How do the semiotic, technological, and cultural affordances of a specific medium enable the stories told in that medium to communicate a sense of coherent and consistent reality? How does what we are watching, reading, playing, or hearing create for us the feeling that the story we’re experiencing takes place in a coherent, consistent universe, even when the kind of experience we’re having is as different as a 250-page novel and a shelf full of action figures?
She suggests that storyworlds are composed of the following elements:
- Existents: “the characters of the story and the objects that have special significance for the plot” (34)
- Setting: “a space within which the existents are located” (35)
- Physical laws: “principles that determine what kinds of events can and cannot happen in a given story” (35)
- Social rules and values: “principles that determine the obligations of characters” (35)
- Events: “the causes of the changes of state that happen in the time span framed by the narrative” (36)
- Mental events: “the character’s reactions to perceived or actual states of affairs” (36)
Each storyworld element is constructed and communicated differently, depending on the medium in question. A novel communicates the mental events of a character differently than a movie. A theater performance communicates the social rules and values of its characters differently than a videogame. Each medium has different capacities when it comes to representing the elements. Action figures are pretty lousy at communicating setting. A videogame is really good at communicating physical laws.
A given text will emphasize one or more storyworld element differently than another text. For example, when we play The Legend of Zelda: Breath of the Wild, we focus mostly on setting and events. As Link, we explore Hyrule, discovering dungeons, villages, characters, and so on. As we explore, we also learn about events that took place before we awoke from our slumber. And as we explore, we cause events to happen that change the present. In contrast, when we play Link in Super Smash Bros, we focus mostly on the physical laws and social rules and values of the game. We use the specific movement, attack, and defense abilities of Link to attack other characters, evade their attacks, gather resources—all of this in order to win the game.
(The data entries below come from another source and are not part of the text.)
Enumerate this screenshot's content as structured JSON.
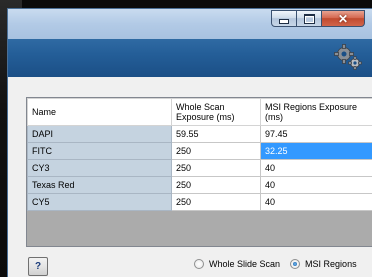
{
  "grid": {
    "columns": [
      "Name",
      "Whole Scan\nExposure (ms)",
      "MSI Regions Exposure\n(ms)"
    ],
    "rows": [
      {
        "name": "DAPI",
        "whole": "59.55",
        "msi": "97.45"
      },
      {
        "name": "FITC",
        "whole": "250",
        "msi": "32.25"
      },
      {
        "name": "CY3",
        "whole": "250",
        "msi": "40"
      },
      {
        "name": "Texas Red",
        "whole": "250",
        "msi": "40"
      },
      {
        "name": "CY5",
        "whole": "250",
        "msi": "40"
      }
    ]
  },
  "help_label": "?",
  "mode_options": [
    {
      "label": "Whole Slide Scan",
      "checked": false
    },
    {
      "label": "MSI Regions",
      "checked": true
    }
  ],
  "colors": {
    "banner": "#245e98",
    "selection": "#3399ff",
    "name_column": "#c5d3e0"
  },
  "icons": {
    "minimize": "minimize-icon",
    "maximize": "maximize-icon",
    "close": "close-icon",
    "settings": "gears-icon",
    "help": "help-icon"
  }
}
A given text will construct a different interpretive framework around each storyworld element. For example, in both the comic book and movie version of Scott Pilgrim Vs The World, the crucial storyworld elements are characters, events, and mental events. Both versions construct a storyworld in which a young man embarks on a heroic journey in which he confronts and defeats the former lovers of a woman he desires and, in so doing, grows as a human being and wins the love and respect of that woman. But, as we discussed earlier, the ways that O’Malley and Wright construct these for the reader and spectator, respectively, create a rather different interpretation of Scott’s journey.
Finally, a given text places specific obligations on and fulfills specific expectations of those who read, watch, or play it. In other words, a given text requires different kinds of cognitive, imaginative, and physical activity from those who read, watch, or play it.
In sum, Ryan teaches us how to identify the specific media characteristics and storyworld strategies of a given work. This enables us to do valuable kinds of comparison-and-contrast analysis with the transmedia text. This not only allows us to get a better sense of how the text constructs its storyworld, but also what it asks us, as readers, spectators, and players, to do (42).